One interpreting modality doesn’t work for all Deaf people in all situations
Interpreting for a visual language can be done in one of two ways: in person or over video. Depending on the encounter ( a medical appointment, meeting with a financial advisor, or university class), an interpreter in person or over video will be necessary. The decision to use a video remote interpreter or an in-person interpreter is dependent on the Deaf participant, the type of communication and environmental dynamics, as well as interpreter availability. What works in one situation may not work in the next. Communication preference is personal and language access solutions should meet the needs of each participant so the communicative autonomy of all is respected.
If you want to learn ASL, learn it from a Deaf person
American Sign language is one of the most studied foreign languages in the United States. If you want to learn ASL, or any signed language, learning it from members of the Deaf community is the best way to do so. When someone learns a new language such as French or Spanish, they seek out native speakers of that language who also have training in how to teach it.
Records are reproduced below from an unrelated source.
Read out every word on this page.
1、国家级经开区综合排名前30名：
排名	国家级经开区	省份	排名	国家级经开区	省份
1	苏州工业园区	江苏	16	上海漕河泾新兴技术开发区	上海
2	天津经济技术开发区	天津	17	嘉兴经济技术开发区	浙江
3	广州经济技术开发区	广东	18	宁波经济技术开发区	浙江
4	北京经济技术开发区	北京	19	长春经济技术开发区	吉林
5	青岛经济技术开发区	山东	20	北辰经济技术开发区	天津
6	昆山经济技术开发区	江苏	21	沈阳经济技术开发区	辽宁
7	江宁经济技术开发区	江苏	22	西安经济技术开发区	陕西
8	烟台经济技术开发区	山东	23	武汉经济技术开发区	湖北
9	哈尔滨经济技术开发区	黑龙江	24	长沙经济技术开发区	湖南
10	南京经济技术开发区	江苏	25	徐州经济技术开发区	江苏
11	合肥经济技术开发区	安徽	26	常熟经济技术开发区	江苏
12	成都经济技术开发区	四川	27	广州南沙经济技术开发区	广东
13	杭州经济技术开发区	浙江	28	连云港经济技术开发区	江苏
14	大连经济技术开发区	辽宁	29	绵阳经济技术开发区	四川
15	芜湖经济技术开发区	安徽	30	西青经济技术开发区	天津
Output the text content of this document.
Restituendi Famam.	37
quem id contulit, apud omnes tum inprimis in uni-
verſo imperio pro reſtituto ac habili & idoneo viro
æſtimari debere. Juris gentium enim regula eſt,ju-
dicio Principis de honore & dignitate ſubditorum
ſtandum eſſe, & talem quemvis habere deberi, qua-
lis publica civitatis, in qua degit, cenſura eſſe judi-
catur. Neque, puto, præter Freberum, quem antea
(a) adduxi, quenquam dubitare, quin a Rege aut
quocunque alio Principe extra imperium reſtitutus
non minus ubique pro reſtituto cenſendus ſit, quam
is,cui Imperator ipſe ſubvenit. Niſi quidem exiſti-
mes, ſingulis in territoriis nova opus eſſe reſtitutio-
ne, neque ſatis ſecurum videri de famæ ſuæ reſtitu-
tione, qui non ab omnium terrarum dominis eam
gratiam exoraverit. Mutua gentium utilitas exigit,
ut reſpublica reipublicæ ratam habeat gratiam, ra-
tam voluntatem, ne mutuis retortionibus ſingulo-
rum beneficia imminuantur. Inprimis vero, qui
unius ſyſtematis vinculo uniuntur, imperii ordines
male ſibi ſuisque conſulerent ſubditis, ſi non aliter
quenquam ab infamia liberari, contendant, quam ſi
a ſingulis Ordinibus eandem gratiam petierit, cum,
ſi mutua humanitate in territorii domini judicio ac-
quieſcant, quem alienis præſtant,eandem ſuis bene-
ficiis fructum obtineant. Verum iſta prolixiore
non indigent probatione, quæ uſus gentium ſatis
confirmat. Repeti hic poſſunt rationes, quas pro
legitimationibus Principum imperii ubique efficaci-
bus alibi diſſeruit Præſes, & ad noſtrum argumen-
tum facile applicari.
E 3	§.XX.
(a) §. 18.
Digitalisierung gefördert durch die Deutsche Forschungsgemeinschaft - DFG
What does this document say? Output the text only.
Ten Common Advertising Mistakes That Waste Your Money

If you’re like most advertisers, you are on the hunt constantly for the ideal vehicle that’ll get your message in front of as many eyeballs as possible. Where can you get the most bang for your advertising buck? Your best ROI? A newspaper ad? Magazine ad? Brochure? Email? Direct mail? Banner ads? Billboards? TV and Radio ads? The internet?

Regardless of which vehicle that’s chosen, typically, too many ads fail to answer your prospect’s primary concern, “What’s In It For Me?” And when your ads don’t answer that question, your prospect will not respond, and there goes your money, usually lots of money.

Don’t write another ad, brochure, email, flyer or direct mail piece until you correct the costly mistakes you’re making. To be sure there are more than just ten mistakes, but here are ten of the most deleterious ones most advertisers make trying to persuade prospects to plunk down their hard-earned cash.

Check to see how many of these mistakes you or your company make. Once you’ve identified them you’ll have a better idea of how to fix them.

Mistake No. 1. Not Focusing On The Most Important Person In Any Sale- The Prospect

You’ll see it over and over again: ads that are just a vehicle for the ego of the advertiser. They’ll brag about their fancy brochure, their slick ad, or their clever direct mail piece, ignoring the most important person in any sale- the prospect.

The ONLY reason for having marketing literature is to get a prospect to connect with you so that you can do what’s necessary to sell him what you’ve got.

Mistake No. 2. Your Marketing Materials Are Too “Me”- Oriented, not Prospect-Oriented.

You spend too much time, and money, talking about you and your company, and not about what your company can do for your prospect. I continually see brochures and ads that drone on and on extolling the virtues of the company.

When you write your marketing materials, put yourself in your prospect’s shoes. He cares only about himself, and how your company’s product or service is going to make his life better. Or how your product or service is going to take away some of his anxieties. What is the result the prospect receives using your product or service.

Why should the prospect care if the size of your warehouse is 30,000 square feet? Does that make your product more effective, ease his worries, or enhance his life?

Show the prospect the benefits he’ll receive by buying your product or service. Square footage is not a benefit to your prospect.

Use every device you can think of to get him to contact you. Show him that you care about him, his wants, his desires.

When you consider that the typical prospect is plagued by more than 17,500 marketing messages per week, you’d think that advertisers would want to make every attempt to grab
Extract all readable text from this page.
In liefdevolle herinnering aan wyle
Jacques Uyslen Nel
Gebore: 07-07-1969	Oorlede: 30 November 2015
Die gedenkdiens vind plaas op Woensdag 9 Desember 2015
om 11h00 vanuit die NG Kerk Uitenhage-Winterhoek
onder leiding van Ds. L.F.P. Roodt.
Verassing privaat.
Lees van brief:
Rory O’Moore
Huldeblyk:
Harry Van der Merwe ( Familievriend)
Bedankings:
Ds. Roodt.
The same approach should be taken when learning any sign language.
If you have an interpreter at your event, they are there to interpret, not participate
There are several videos on Youtube where a comedian realizes they have a sign language interpreter working their show and then pivots their entire comedic focus to him or her. The interpreter, who must remain impartial, cannot break from their role and engage. Comedians and others who are fascinated by the presence of an interpreter will start talking about the interpreter, the way they look, even start using colorful and explicit language to try and trip them up. Interpreters are professionals, and when the attention is focused on them, especially for comedic purposes, it places them in the spotlight — the one place they don’t want to be.
Language access for the Deaf community, and all communities where members don’t speak the dominant language, has never been more important. Quality language access that meets the linguistic and cultural needs of all must be a priority during the pandemic and in every place a Deaf person needs to communicate. Although language access is a protected right for the Deaf community under the Americans with Disabilities Act, there are still barriers to equitable language access across the United States. Hopefully, after learning more about the nuanced dynamics of sign language and sign language interpreters, you can be a more informed ally to the Deaf community and sign language interpreters.
Danielle Meder, NIC is a nationally certified American Sign Language interpreter with over 15 years experience. She is a licensed trainer and regularly presents on equitable language access that supports the communicative autonomy of all.